THE NATURAL ENVIRONMENT & HUMAN CIVILIZATION IN WORLD HISTORY

THE NATURAL ENVIRONMENT & HUMAN CIVILIZATION IN WORLD HISTORY

The natural environment is all around us. It is the air we breathe, the water we drink, the

food we eat, the resources we mine, the energy we harness, and the animals we keep. It is inside

us, too; it is the bacteria in our gut. In sources as old as the Epic of Gilgamesh, people have

understood the struggle between human civilization and the natural environment as the one of the

most important of their lives. For millennia, the natural environment shaped and set limits to the

growth and integration of human populations. Advances in technology in the last few hundred

years have enabled human civilization to overcome many of these limits and to shape their natural

environment in turn. Has world history seen the triumph of human civilization over the natural

environment? Or will the natural environment have the last laugh when we finally eat and pollute

ourselves out of a home? These questions are too big and too speculative to take on directly in

your paper, but they can and should inspire your thinking.

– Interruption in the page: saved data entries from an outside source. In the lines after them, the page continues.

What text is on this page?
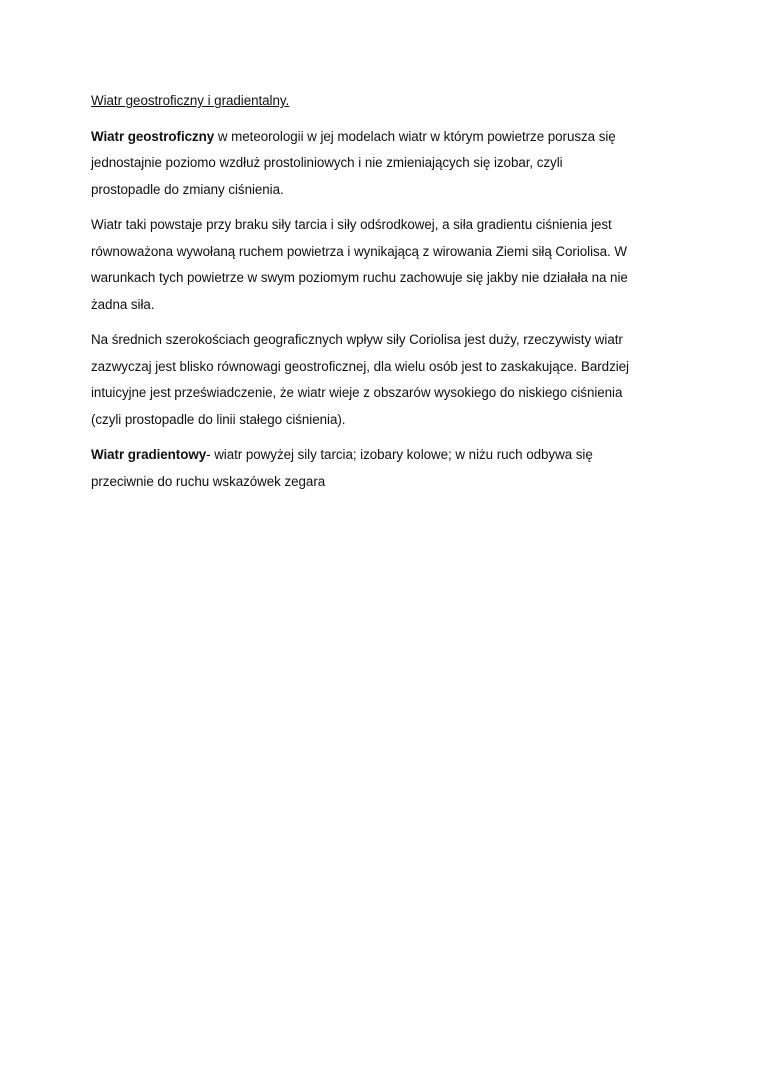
Wiatr geostroficzny i gradientalny.

Wiatr geostroficzny w meteorologii w jej modelach wiatr w którym powietrze porusza się
jednostajnie poziomo wzdłuż prostoliniowych i nie zmieniających się izobar, czyli
prostopadle do zmiany ciśnienia.

Wiatr taki powstaje przy braku siły tarcia i siły odśrodkowej, a siła gradientu ciśnienia jest
równoważona wywołaną ruchem powietrza i wynikającą z wirowania Ziemi siłą Coriolisa. W
warunkach tych powietrze w swym poziomym ruchu zachowuje się jakby nie działała na nie
żadna siła.

Na średnich szerokościach geograficznych wpływ siły Coriolisa jest duży, rzeczywisty wiatr
zazwyczaj jest blisko równowagi geostroficznej, dla wielu osób jest to zaskakujące. Bardziej
intuicyjne jest przeświadczenie, że wiatr wieje z obszarów wysokiego do niskiego ciśnienia
(czyli prostopadle do linii stałego ciśnienia).

Wiatr gradientowy- wiatr powyżej sily tarcia; izobary kolowe; w niżu ruch odbywa się
przeciwnie do ruchu wskazówek zegara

Your task is to write a research paper (7–10 pages) about an encounter between the natural

environment and human civilization sometime between the outbreak of the Bubonic Plague in the

14th century CE and the Chernobyl Nuclear Reactor Disaster in 1986. Your paper should address

the nature of this encounter, how and why it happened, and the way people made sense of it. How

did it change human attitudes about each other and/or the environment? Your paper should be

based on a close reading of at least one book-length primary source document with the help of at

least one secondary source, to provide background, context, and/or alternative interpretations.